En el libro El maravilloso desembarco de los griegos en Empúries, publicado en 1925, el periodista Manuel Brunet desmitificó la llegada de los griegos a las playas del golfo de Roses, que por aquel entonces solía presentarse con una escena entre romántica y ridícula. Los griegos que llegaron a Empúries no eran filósofos ni poetas sino mercaderes, y su bagaje no eran ideas elevadas ni versos sino "toda la ciencia de los burdeles, los dados, los puertos y las cárceles", dice Brunet, y explica que los indígenas de la futura tierra catalana no les recibieron con canciones, no les recibieron con canciones empezar a porvenir.

Muchos años después, en torno a 1992, época de los fastos españoles y espanyolistas por la celebración de los quinientos años del descubrimiento de América –que los movimientos sociales rebautizaron como los quinientos engaños del expoliación de América– se popularizó un chiste gráfico donde se veía a Cristóbal Colón arrodillado en una Castilla de Arrojo indios en pelotas que se despejaban de risa. Uno de ellos, girado hacia los demás y con el dedo apuntando a Colón, decía a sus compañeros, con lágrimas que le saltaban de los ojos: "Ja, ja, ja, dice que nos viene a descubrir!".

Cargando
No hay anuncios

Ambas historietas nos hablan de la relación que establecen unos indígenas con un visitante desconocido. Ante los discursos dominantes que, en el contexto respectivo de estas dos obras, legitimaban el sometimiento o subrayaban la superioridad del forastero, aquí se da la vuelta a la tortilla. Tanto Brunet como el autor (para mí desconocido) del chiste americano se burlan de la presentación de los colonos como civilizadores de pueblos ignorantes. Los novecentistas de la primera hornada mostraban a los indígenas del Empordà como unos galifardeos que se habían maravillado con la llegada de aquellos extranjeros sensacionales, pero en la pluma de Brunet, como observó Josep Pla, quien sintió una impresión de maravilla en el momento de desembarcar fueron los griegos, arraigada en su tierra, una gente que sabía tanto quién era que nunca se le habría ocurrido pedírselo. El otro chiste, el antiimperialista del Quinto centenario, satiriza la mirada española sobre América, que en los mejores casos fue paternalista y en los peores, genocida. En ambos casos, el elemento común es que los indígenas y los visitantes se descubren mutuamente, entran en relación, estableciéndose un vínculo, del tipo que sea.
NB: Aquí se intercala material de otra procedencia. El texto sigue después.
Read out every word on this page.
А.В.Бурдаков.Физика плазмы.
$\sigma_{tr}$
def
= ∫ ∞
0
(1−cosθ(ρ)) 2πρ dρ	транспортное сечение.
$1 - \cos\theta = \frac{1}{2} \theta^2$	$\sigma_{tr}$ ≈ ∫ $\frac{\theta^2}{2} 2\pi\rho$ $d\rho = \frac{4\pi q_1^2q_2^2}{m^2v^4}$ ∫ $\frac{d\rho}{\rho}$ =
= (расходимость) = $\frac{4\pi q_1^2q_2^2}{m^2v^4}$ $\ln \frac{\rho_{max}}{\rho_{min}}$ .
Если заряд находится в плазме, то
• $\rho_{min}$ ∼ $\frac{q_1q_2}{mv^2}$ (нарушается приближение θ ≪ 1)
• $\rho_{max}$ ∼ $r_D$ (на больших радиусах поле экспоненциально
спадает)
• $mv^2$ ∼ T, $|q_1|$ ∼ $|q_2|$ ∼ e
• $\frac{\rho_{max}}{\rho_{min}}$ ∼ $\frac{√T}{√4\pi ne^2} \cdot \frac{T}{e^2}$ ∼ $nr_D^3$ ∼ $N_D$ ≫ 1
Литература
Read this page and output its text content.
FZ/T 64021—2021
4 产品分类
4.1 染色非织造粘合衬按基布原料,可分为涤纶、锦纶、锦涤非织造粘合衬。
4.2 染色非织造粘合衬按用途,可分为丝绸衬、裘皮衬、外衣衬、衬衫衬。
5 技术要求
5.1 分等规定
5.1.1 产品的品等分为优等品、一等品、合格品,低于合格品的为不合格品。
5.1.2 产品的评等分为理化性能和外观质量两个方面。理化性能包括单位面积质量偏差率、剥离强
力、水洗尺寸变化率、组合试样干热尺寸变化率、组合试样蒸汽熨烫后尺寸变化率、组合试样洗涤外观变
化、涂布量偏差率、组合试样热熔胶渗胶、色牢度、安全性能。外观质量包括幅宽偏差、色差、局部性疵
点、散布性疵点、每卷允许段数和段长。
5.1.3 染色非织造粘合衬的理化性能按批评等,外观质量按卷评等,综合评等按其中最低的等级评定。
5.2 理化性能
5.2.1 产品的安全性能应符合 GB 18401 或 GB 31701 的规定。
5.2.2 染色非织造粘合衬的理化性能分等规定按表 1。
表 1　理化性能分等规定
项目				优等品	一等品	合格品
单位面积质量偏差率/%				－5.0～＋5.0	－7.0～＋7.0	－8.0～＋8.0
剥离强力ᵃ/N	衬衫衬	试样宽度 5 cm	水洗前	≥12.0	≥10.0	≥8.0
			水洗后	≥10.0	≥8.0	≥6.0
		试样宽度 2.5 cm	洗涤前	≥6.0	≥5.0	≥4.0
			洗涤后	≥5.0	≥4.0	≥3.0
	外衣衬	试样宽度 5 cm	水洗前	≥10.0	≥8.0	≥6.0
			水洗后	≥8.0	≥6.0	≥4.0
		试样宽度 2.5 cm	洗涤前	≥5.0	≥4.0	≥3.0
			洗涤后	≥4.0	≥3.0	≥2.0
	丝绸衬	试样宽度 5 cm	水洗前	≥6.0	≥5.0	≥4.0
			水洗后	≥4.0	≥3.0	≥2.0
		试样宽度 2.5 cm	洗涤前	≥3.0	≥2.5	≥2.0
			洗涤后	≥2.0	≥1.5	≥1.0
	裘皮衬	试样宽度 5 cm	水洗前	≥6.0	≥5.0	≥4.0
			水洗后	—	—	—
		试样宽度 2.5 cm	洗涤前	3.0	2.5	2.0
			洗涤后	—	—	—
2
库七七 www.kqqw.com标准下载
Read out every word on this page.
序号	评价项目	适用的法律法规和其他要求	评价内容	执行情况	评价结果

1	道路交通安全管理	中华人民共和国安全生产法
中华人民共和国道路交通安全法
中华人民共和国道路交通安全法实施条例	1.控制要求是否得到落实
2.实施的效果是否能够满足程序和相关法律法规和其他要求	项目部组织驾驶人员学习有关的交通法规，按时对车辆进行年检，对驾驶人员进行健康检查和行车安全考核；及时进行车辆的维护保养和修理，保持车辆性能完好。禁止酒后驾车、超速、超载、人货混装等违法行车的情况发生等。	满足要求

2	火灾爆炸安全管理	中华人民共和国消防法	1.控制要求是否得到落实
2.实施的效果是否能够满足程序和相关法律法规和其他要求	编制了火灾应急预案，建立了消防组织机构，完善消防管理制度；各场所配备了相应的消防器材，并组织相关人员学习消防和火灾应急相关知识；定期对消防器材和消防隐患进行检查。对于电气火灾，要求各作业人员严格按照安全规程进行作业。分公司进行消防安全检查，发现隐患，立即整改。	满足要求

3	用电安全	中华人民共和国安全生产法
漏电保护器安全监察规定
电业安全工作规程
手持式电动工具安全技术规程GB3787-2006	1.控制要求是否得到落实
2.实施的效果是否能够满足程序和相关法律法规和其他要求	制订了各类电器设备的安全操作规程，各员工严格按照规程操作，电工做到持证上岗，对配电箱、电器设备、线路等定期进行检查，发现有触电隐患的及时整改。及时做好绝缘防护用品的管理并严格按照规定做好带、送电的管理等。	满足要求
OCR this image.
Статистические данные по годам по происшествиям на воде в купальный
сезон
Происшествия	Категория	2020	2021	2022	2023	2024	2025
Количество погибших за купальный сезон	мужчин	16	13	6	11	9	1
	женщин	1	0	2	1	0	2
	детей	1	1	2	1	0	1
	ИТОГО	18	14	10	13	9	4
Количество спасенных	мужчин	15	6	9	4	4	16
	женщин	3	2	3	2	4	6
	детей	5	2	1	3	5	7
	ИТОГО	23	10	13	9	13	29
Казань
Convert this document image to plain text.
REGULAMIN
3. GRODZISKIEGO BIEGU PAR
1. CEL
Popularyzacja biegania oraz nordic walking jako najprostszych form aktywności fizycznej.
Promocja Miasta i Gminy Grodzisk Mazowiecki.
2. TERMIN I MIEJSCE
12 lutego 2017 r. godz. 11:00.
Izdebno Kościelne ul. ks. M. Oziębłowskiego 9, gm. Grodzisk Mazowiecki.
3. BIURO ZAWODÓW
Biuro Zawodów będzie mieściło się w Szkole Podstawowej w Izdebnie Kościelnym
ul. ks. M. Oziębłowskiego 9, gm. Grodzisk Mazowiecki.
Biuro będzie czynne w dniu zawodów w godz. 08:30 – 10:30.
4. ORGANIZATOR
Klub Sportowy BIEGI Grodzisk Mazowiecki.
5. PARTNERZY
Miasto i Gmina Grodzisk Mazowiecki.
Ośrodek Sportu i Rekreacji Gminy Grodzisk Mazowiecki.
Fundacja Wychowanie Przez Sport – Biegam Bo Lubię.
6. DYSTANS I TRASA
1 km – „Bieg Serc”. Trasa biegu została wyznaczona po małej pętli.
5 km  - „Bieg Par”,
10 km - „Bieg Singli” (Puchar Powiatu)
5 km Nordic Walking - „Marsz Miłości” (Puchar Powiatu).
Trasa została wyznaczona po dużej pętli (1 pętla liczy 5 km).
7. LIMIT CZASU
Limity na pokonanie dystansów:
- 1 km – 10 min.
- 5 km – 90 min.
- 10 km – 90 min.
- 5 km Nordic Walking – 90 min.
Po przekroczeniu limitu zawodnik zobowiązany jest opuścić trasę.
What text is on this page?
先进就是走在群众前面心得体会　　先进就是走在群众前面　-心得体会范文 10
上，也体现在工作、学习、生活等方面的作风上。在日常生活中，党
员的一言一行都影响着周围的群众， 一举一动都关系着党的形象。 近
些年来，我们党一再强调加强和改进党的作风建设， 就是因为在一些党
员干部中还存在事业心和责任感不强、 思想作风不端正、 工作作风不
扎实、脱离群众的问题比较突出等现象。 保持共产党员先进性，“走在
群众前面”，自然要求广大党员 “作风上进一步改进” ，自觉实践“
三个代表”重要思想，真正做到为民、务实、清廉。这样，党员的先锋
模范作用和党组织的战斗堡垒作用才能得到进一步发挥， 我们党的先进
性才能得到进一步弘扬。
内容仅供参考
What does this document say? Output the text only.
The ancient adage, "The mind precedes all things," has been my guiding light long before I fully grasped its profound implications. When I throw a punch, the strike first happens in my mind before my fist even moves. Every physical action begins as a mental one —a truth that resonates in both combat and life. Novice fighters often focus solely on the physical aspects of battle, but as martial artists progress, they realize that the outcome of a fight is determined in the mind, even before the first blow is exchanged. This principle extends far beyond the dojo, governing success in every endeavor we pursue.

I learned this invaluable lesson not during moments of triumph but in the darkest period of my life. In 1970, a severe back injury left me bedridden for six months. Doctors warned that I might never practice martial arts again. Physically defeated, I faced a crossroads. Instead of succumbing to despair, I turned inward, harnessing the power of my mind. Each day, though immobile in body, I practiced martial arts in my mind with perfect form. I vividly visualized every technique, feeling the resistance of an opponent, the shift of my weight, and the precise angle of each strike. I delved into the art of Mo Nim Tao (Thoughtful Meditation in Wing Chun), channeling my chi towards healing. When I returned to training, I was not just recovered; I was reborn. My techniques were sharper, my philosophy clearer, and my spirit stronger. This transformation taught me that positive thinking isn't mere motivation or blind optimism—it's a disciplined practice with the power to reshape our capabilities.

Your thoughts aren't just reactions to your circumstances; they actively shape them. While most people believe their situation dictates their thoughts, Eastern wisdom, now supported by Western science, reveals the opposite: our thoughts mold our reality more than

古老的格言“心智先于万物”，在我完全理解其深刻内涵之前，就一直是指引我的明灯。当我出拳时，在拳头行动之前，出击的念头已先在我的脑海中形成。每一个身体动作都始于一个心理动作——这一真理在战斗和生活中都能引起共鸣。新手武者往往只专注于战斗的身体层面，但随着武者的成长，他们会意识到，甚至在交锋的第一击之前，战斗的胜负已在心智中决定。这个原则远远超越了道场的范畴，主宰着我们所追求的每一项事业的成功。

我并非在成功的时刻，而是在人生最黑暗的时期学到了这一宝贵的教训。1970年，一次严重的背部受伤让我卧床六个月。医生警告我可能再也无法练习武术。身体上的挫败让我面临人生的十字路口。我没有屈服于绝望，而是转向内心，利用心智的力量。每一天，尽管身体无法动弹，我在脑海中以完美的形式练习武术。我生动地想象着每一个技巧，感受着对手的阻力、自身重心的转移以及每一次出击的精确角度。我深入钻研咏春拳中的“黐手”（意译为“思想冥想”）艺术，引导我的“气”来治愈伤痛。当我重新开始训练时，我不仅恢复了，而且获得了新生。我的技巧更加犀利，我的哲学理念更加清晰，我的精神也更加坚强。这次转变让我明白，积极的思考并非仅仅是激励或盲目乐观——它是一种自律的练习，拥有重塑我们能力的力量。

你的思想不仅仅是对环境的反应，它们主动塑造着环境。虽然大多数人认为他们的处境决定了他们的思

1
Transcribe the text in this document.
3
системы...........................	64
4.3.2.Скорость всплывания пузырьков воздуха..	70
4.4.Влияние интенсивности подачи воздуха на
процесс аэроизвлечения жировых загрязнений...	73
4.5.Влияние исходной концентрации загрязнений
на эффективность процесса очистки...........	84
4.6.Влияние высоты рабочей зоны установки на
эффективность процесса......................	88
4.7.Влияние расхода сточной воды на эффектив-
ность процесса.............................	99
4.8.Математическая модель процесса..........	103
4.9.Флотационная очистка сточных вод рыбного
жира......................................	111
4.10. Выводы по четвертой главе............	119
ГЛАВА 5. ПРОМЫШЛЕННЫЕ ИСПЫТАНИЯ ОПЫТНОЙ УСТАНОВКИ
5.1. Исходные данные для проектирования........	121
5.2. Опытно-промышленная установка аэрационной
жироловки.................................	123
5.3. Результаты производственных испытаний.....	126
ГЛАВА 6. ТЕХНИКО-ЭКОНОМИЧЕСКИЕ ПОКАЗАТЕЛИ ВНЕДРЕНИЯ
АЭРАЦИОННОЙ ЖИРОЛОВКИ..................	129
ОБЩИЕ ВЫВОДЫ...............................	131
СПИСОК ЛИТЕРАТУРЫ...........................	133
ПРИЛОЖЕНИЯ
Daba vueltas a todo esto ahora que termina la temporada turística. ¿Qué estamos haciendo los menorquines con el turismo y qué está haciendo el turismo con nosotros?

Cargando
No hay anuncios

Estoy casi convencido de que la mirada de los menorquines sobre el turismo ha ido cambiando a medida que los indígenas hemos ido entrando en relación a los visitantes. El turismo ya no es nuevo, pero la intensidad de la relación indígenas-turistas, quizás sí. Buena parte del turismo que había venido tradicionalmente a Menorca entraba en el hotel el primer día y apenas salía hasta el último. Sólo lo encontrabas si ibas a buscarlo y, por tanto, la interacción era mínima. Pocos turistas franqueaban el umbral de la intimidad de los menorquines para establecer algún tipo de relación que no fuera estrictamente comercial y de servicio. Creo que en esto tiene mucho que ver el modelo territorial menorquín: los pueblos para vivir y las urbanizaciones para los turistas.

Pero todo ha cambiado desde que (¡oh, error histórico!) dejamos entrar el turismo dentro de los pueblos –hoteles boutique, alquiler turístico, comercio de temporada–, difuminando progresivamente la distancia que separaba las zonas turísticas de los espacios de la vida local. La sensación creciente es que sin habernos movido de casa ya no vivimos en un pueblo sino en un parque temático –sensación más intensa a unos pueblos que a otros–, y que ya no somos los habitantes de un país con un sentido de pertenencia natural, con una identidad que de tan normal ni nos la planteábamos, porque hemos hecho lo peor que podíamos hacer: convertir creando una autoimagen artificial e impostada que, pese al barniz de autenticidad, es poco más que la apoteosis del provincianismo más ridículo.

Cargando
No hay anuncios

Cuando dejamos de decir Son Saura para decirle Son Parc, cuando nos creemos que hace más in ofrecer un brunch que una merienda, cuando no sabemos qué regalar a nuestro amigo más amigo y le acabamos obsequiando con un atardecer a uno spa, cuando ya no podemos ir a pasear por aquella plaza porque está saturada de mesas y sillas de todos los bares que la han colonizado, y cuando, en definitiva, estamos dispuestos a vendernos el alma porque el turismo es nuestro pan, hemos dado pasos decididos, quizás irreversibles, para dejar de ser indígenas y convertirnos (¿para siempre?).